Le violon de Josépha était évidemment un caprice. Pas un seul professeur à Yaoundé qui puisse lui donner le moindre cours. C'était prévisible. Du coup, elle a suivi sa sur sur le chemin du piano et, toutes les deux ne se débrouillent pas mal du tout. Le papa en est tout époustouflu. Et puis, comme s'il ne pleuvait pas assez, Marina s'est mise au chant ; on croit rêver !



Ou tu joues juste, ou tu joues Tzigane !




Bogue story

Il ne faut jamais acheter les nouvelles mises à jour de n'importe quel logiciel de gestion de la vie quotidienne ! L'année dernière un de mes amis décide de se mettre à jour. Il a donc fait passer son programme Petite Amie version 12.4 vers Epouse v1.0. Malheureusement, il s'est vite rendu compte que ce programme accaparait beaucoup de ressources système et laissait peu de place pour les autres applications. À son grand étonnement, il a aussi vu son nouveau programme créer des sous-routines appelées Enfants 1.0, parasites bruyants et coûteux. Bien évidemment tous ces petits problèmes n'étaient absolument pas précisés sur la boîte d'emballage ou dans la notice d'utilisation. D'autres utilisateurs l'ont prévenu qu'ils rencontraient exactement les mêmes incidents. De plus, Epouse 1.0 se lance dès le démarrage de la machine et supervise toutes les autres activités du système. Autre point irritant : ce nouveau programme entraîne le plantage quasi systématique d'applications pourtant vitales telles que Nuit Football 4.3, Soirée Beuverie 7.5 ou encore Sexe Orgiaque 2.2. En installant Epouse 1.0 l'utilisateur n'a aucun contrôle sur l'opération et se retrouve donc obligatoirement avec des plug-ins indésirables, tels que belle-mère v5.7 ou beau-frère version Bêta. De plus, le programme a l'air de s'altérer avec le temps qui passe (sans compter des perturbations tous les 28 jours environ). Pour ma part, j'ai décidé d'éviter tous les problèmes associés à Epouse version 1.0 en restant sur Petite Amie 2.0. Néanmoins j'ai quand même rencontré quelques ennuis que je vais vous faire partager : apparemment il n'est pas possible d'installer Petite Amie 2.0 par-dessus Petite Amie 1.0 ; il faut d'abord désinstaller Petite Amie 1.0. Les autres utilisateurs me font savoir que c'est un bug éternel et que j'aurais dû être au courant ; il semblerait que cela soit un conflit de port I/O. De plus le programme de désinstallation ne fonctionne pas très bien et laisse des traces de l'application précédente dans le système (sous forme de mobiliers cassés et de sous-vêtements oubliés). Un dernier petit point noir : toutes les versions de Petite Amie envoient régulièrement des messages à l'utilisateur lui vantant les mérites de la mise à jour vers Epouse 1.0. Donc, méfiance ! (merci à Dom.)

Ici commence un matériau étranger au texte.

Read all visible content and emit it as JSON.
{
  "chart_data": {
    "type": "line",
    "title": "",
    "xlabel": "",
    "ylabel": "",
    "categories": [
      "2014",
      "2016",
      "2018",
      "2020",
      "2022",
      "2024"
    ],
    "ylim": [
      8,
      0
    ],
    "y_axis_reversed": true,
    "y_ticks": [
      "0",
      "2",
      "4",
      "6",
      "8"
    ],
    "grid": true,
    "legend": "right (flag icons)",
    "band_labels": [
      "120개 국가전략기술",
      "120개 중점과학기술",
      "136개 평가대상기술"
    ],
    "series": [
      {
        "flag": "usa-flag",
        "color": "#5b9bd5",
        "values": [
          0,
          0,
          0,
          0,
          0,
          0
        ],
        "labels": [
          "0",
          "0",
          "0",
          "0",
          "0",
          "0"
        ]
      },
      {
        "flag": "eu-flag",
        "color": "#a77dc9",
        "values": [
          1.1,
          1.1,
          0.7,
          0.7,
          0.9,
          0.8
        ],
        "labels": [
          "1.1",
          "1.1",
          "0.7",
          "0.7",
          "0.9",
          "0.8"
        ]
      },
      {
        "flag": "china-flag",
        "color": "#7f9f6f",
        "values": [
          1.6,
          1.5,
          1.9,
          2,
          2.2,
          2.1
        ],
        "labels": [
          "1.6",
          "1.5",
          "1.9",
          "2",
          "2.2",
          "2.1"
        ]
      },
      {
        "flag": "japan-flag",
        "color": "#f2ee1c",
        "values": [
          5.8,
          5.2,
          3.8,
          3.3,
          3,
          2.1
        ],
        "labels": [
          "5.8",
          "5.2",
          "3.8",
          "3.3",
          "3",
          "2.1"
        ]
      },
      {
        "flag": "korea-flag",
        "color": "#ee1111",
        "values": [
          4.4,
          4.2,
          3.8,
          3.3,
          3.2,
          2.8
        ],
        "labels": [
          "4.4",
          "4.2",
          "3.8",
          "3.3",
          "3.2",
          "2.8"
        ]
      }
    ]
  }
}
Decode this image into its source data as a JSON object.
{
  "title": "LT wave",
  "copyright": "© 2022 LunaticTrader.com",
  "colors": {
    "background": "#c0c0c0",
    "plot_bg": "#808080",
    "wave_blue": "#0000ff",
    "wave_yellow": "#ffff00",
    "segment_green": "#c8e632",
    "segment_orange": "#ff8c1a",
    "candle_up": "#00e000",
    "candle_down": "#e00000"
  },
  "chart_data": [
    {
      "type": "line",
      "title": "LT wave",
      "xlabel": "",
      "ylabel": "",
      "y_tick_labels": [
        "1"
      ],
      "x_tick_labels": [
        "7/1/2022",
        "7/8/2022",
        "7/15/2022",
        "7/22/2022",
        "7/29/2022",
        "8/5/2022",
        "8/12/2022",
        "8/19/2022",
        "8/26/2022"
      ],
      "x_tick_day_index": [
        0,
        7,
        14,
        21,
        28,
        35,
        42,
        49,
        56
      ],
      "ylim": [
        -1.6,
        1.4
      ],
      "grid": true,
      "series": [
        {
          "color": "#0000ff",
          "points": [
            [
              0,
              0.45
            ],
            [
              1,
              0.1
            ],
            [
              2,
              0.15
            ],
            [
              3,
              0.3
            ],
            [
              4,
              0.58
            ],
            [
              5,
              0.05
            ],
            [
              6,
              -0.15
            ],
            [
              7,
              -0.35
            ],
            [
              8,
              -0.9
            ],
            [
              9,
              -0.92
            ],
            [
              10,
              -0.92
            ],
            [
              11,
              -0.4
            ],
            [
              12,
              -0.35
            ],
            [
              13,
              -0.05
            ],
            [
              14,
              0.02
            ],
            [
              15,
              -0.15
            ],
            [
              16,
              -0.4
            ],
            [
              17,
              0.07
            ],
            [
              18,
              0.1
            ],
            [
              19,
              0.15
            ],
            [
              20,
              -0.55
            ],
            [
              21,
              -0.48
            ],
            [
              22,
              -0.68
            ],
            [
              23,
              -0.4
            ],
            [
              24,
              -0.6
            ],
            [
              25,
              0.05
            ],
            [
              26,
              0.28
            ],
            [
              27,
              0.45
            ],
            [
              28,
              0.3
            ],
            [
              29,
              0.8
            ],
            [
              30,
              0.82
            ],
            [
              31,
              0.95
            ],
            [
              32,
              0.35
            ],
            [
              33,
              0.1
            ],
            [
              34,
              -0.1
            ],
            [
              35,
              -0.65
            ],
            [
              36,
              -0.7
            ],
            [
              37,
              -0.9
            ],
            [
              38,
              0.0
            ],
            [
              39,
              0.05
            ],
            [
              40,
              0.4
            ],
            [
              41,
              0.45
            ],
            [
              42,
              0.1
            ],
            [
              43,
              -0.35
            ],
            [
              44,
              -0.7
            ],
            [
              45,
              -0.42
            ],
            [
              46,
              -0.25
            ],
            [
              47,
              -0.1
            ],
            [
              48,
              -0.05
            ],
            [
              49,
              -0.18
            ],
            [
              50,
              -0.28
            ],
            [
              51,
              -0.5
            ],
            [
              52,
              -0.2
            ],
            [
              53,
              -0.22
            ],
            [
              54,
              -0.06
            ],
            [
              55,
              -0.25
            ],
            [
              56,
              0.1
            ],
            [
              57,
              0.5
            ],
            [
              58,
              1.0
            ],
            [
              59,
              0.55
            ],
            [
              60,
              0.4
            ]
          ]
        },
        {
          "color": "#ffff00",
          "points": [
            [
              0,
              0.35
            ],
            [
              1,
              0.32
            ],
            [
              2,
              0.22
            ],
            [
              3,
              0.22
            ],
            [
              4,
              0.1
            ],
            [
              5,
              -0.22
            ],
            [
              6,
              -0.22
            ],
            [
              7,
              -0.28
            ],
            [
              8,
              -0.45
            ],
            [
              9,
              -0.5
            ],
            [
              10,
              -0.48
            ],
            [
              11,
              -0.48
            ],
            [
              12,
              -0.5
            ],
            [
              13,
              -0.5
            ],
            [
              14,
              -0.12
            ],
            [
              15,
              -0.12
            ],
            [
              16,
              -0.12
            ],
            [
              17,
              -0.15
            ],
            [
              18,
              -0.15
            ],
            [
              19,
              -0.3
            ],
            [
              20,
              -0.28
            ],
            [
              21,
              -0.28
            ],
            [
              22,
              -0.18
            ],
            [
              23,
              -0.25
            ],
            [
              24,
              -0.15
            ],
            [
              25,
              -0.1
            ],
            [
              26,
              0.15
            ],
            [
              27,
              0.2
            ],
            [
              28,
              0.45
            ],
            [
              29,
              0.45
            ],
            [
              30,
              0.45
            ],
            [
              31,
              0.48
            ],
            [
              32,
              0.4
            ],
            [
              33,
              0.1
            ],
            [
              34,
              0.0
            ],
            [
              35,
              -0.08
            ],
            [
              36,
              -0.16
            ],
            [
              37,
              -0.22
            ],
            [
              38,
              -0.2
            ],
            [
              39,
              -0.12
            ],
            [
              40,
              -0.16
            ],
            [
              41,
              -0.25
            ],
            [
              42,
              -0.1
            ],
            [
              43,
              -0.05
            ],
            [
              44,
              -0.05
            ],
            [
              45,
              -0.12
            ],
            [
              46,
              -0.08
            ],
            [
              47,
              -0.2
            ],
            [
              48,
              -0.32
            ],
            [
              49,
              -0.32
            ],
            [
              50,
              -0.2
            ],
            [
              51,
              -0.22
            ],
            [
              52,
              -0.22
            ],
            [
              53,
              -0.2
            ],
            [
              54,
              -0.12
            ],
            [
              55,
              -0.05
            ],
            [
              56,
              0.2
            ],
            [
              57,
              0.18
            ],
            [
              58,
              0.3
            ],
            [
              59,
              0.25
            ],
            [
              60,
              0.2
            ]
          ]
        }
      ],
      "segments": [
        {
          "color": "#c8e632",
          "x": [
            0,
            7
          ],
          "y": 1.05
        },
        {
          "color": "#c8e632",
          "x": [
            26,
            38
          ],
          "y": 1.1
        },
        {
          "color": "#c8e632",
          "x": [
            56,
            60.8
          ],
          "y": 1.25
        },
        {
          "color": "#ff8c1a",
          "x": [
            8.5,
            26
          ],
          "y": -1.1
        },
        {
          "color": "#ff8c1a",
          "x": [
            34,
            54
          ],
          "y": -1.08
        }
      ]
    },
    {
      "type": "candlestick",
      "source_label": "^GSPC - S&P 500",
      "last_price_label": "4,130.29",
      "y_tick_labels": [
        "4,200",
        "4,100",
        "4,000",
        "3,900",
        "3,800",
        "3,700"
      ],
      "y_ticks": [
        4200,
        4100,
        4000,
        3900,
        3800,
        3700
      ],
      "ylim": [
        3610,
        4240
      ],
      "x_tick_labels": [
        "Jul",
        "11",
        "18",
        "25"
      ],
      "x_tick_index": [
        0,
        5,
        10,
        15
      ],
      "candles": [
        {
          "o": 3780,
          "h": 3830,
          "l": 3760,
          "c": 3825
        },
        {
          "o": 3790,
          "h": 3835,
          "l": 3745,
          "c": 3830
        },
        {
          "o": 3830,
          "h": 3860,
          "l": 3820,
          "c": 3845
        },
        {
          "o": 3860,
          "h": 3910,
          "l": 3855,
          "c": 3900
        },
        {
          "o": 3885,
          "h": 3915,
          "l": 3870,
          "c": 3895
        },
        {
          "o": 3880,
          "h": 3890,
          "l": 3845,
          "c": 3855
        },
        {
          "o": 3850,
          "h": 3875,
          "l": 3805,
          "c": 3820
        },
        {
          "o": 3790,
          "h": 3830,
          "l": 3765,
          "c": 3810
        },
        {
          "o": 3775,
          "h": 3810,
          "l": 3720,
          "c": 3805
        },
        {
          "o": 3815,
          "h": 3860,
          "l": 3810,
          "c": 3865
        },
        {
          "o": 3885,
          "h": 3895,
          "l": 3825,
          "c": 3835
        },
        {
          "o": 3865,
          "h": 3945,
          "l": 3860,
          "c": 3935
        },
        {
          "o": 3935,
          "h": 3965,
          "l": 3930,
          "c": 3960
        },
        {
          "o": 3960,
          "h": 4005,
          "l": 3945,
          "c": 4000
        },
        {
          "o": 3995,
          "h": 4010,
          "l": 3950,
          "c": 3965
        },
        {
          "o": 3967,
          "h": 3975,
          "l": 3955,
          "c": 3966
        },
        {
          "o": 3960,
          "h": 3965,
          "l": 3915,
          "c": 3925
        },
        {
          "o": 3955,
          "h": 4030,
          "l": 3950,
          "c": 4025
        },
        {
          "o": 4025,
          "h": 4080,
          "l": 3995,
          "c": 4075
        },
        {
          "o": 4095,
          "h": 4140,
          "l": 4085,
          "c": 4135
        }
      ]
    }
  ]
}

Désormais, vous serez entendu




Zi End

« L'école du printemps »

À l'école du printemps, tout est ensommeillé ; ensommeillé comme des fleurs d'été.

Quand l'été arrive, c'est toujours la même chose, les fleurs écarquillent leurs pétales.

Quand le soleil brille dans le ciel, les fleurs s'épanouissent et s'écarquillent.

Soudain, il y a plus de soleil, la nuit tombe, les fleurs se referment très délicatement.

Les insectes aiment les fleurs, mais seulement le jour.

Les journées froides, elles restent fermées.